If we force the distance function to use all 42 features, then the value of the target function becomes 275. and by correctly using genetic algorithms to select feature variables, we have reduced the objective function (for example, error rate) to 90, which is a very significant improvement. The last selected optimal feature set includes:
Amp10mean
Amp10std
Amp10skew
Amp10dstd
Amp10dskew
Amp10dkurt
Amp100mean
Amp100std
Amp100dstd
Amp1000mean
Power2
Power3
Power4
Power5
Power6
Power7
Power8
Power9
Visualization of data in two-dimensional space
Our optimal feature set uses 18 feature variables to compare song similarity, but we want to eventually visualize the music set on the 2-D plane, so we need to reduce this 18-dimensional space to 2-dimensional so we can draw. To do this, I simply used the first two principal components as x and Y coordinates. Of course, this introduces some bugs into the visualization diagram, which may cause songs in the 18-D space to be similar in the 2-D plane. However, these errors are unavoidable, but fortunately they do not distort the relationship too much-sounding similar songs are still roughly clustered on the 2-D plane.

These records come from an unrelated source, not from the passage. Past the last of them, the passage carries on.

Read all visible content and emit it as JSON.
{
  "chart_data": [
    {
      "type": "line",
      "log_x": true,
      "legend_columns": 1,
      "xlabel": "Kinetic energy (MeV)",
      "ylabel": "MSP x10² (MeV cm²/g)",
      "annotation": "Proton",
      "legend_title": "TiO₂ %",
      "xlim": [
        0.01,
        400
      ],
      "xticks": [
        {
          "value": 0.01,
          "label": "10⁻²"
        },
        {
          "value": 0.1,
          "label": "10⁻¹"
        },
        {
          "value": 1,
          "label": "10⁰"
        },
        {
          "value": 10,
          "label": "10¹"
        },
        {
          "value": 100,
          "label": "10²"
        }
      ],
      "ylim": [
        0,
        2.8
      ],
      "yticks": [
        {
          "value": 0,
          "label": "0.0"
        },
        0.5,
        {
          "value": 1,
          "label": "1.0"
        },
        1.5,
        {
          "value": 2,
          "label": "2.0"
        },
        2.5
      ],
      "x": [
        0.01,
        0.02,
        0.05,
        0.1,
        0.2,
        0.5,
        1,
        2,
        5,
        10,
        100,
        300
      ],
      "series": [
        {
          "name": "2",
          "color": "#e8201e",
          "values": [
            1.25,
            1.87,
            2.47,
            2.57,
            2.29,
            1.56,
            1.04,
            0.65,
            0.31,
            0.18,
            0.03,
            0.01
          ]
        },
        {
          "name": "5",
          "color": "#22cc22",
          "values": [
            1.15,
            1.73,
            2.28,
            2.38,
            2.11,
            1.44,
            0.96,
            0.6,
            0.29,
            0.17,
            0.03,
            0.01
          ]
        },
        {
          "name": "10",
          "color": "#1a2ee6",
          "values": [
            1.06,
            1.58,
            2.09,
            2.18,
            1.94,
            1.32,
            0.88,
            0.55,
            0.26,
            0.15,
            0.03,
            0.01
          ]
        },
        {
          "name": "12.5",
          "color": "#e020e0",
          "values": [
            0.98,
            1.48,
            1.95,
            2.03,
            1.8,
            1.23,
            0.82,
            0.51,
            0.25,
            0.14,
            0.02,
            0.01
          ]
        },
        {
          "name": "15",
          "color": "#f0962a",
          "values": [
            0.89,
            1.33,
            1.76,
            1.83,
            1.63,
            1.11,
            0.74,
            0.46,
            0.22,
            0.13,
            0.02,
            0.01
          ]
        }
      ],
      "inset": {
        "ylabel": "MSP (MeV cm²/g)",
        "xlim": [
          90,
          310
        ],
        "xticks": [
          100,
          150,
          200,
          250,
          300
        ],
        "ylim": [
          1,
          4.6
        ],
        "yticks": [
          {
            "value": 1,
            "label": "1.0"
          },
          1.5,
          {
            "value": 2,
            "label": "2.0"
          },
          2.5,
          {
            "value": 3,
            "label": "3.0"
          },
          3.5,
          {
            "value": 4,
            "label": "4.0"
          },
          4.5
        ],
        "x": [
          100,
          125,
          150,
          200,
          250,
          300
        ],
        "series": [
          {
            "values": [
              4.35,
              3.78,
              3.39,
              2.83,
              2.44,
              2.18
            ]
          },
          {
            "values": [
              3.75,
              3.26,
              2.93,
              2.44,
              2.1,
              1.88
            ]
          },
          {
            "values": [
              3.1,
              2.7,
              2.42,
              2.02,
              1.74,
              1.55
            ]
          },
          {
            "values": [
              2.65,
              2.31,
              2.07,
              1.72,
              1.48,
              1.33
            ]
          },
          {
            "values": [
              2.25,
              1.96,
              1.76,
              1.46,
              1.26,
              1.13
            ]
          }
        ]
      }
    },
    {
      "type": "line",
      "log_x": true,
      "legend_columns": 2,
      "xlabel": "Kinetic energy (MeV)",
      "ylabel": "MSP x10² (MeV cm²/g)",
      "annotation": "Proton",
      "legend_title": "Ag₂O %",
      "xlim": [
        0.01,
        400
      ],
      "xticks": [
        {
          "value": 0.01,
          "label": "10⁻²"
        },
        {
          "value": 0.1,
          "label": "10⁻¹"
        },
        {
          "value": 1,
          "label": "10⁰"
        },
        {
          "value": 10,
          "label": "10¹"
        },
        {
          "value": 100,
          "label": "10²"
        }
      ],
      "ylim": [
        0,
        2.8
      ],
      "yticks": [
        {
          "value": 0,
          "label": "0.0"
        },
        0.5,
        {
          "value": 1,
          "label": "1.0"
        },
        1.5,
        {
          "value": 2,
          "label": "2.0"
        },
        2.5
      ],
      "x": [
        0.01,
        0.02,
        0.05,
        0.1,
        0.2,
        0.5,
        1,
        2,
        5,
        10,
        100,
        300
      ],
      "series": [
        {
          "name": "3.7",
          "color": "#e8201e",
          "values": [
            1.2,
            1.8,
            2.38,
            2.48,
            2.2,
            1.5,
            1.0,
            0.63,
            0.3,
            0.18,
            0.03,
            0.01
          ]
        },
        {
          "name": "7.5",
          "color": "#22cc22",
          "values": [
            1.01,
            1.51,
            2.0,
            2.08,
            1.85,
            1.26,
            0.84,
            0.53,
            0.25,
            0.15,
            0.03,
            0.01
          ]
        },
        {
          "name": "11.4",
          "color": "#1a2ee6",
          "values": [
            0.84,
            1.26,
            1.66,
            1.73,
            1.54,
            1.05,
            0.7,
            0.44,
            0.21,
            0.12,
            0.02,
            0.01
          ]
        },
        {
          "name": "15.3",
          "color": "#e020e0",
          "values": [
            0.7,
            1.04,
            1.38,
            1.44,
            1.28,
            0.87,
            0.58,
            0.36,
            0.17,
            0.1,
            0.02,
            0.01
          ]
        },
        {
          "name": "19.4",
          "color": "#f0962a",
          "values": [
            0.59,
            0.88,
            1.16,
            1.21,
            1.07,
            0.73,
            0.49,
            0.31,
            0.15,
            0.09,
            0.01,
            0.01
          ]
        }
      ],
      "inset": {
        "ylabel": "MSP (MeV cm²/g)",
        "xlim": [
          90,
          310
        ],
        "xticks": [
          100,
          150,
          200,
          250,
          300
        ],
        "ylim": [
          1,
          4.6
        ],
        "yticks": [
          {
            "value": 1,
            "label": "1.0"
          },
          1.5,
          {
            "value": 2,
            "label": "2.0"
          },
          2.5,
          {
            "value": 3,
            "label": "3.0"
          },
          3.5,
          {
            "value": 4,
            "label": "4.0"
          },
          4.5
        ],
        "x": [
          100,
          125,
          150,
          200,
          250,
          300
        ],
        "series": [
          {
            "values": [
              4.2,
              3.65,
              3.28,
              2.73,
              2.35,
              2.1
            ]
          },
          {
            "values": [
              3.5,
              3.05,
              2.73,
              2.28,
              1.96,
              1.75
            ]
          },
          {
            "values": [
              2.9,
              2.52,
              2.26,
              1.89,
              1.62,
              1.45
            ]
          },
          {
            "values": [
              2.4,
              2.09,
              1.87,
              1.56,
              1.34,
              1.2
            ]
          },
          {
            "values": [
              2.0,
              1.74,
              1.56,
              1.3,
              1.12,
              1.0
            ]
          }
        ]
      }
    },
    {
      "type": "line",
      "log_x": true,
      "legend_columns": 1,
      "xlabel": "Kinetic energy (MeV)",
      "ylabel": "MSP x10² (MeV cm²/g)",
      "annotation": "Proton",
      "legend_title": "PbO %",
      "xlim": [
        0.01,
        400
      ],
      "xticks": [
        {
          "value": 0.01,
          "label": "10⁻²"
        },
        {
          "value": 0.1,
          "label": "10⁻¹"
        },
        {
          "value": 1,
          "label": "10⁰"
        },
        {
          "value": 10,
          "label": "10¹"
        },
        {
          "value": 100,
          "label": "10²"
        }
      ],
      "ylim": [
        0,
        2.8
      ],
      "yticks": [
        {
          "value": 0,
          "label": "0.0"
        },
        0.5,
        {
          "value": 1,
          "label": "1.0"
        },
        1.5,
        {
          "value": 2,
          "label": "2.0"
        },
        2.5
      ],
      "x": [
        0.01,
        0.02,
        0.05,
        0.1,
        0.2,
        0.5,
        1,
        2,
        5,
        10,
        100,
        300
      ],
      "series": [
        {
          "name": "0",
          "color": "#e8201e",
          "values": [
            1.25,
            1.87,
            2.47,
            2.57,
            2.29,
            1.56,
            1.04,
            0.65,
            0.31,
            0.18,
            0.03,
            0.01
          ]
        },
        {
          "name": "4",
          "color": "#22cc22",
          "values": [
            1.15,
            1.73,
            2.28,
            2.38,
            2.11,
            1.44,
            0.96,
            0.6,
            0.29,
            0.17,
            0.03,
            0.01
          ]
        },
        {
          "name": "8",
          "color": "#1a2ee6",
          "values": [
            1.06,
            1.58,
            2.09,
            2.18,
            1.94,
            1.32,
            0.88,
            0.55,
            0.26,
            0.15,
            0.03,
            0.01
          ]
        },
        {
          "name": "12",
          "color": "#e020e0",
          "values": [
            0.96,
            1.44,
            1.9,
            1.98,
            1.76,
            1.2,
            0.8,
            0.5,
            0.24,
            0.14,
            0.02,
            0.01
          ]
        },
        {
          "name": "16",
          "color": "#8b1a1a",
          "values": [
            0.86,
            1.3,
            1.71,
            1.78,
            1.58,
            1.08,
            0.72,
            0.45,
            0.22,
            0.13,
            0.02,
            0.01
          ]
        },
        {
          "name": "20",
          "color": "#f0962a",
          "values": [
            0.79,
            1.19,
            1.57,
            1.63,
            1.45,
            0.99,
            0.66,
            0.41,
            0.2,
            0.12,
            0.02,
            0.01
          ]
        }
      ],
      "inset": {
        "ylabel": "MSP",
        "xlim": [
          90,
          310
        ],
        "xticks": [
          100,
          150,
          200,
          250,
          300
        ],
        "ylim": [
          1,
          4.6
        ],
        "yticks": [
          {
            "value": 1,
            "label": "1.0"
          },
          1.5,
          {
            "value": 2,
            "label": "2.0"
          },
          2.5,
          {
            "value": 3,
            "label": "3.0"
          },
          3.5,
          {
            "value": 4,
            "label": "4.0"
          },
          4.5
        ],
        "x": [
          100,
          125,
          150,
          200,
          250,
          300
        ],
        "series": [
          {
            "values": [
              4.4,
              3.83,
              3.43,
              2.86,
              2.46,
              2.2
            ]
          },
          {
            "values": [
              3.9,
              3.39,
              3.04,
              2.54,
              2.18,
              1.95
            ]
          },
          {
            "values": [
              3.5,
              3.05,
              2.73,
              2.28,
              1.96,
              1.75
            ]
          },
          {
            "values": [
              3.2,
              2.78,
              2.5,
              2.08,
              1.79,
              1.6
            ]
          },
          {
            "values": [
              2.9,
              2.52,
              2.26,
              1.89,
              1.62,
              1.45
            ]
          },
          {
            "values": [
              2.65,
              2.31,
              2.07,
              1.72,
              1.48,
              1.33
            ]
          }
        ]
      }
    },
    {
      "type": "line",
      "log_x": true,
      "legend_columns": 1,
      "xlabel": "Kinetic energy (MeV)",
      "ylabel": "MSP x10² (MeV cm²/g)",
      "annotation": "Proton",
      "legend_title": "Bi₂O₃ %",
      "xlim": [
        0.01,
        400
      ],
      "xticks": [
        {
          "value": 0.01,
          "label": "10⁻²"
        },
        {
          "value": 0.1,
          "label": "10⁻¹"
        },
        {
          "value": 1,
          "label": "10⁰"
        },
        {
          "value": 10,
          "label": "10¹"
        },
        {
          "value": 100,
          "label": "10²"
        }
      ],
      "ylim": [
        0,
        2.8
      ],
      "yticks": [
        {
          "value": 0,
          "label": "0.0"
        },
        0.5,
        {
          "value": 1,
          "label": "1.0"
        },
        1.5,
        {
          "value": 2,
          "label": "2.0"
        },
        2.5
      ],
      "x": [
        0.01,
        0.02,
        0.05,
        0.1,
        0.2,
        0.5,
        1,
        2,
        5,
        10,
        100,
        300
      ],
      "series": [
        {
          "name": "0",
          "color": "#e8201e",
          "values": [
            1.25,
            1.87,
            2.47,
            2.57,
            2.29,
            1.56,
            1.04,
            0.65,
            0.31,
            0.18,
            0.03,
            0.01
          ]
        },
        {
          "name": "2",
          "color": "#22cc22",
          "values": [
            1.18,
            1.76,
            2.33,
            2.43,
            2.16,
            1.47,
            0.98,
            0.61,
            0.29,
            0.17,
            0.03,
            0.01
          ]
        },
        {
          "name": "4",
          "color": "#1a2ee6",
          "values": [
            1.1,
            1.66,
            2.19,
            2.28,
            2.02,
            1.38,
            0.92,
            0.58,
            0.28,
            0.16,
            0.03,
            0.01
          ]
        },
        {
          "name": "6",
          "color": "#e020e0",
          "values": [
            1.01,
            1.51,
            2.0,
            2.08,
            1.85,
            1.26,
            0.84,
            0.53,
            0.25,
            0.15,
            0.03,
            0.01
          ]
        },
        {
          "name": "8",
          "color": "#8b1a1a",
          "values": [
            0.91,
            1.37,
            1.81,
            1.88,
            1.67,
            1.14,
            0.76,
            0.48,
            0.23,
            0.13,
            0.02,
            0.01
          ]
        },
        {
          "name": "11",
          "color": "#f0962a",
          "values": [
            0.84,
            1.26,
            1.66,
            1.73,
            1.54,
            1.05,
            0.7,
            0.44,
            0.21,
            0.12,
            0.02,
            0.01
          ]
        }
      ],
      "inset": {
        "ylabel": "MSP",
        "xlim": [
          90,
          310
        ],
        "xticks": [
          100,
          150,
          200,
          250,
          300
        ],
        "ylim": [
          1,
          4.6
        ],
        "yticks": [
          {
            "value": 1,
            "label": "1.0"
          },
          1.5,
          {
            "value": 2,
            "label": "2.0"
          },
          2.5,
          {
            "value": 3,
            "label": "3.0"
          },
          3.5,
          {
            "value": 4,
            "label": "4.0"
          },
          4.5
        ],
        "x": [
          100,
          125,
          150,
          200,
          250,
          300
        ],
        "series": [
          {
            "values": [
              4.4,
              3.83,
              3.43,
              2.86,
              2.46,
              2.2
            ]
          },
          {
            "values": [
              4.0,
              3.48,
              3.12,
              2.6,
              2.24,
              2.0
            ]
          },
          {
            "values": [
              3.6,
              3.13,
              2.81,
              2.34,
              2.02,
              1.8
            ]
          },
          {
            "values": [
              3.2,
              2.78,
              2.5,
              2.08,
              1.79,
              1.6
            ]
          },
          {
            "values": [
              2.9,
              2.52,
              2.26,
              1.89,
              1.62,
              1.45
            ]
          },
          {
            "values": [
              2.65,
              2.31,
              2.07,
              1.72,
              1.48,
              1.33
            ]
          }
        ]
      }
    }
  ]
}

map points to a six-corner grid
The 2D points generated from the principal component are distributed irregularly on the plane. Although this irregular distribution describes the most "accurate" placement of the 18-D eigenvector on the 2-D plane, I still want to map them to a cool picture by sacrificing some accuracy, a hexagonal grid with regular spacing. The following actions are implemented:
Embeds the point of the XY plane into a larger hexagonal grid lattice.
Starting at the outermost point of the six angle, the nearest irregular interval is assigned the principal component point to each hexagonal grid point.
Extend the points of the 2D plane so that they are fully populated with hexagonal meshes, forming a compelling figure.
Coloring for graphs
One of the main purposes of this exercise is not to make any assumptions about the content of the music set. This means I don't want to assign predefined colors to a particular genre of music. Instead, I aggregate eigenvectors in 18-D space to find containers that gather music that sounds similar, and assign colors to these group centers. The result is an adaptive coloring algorithm that finds as much detail as you want (because the user can define the number of groups, i.e. the number of colors). As mentioned earlier, I find that the number of groups using k=10 tends to give good results.
Final Output
For fun, here's a visual picture of 3,668 songs in My Music collection. Full-resolution pictures can be obtained from here. If you zoom in on the image, you'll see that the algorithm works pretty well: the shaded area corresponds to the same music genre, and is often the same artist, as we hope.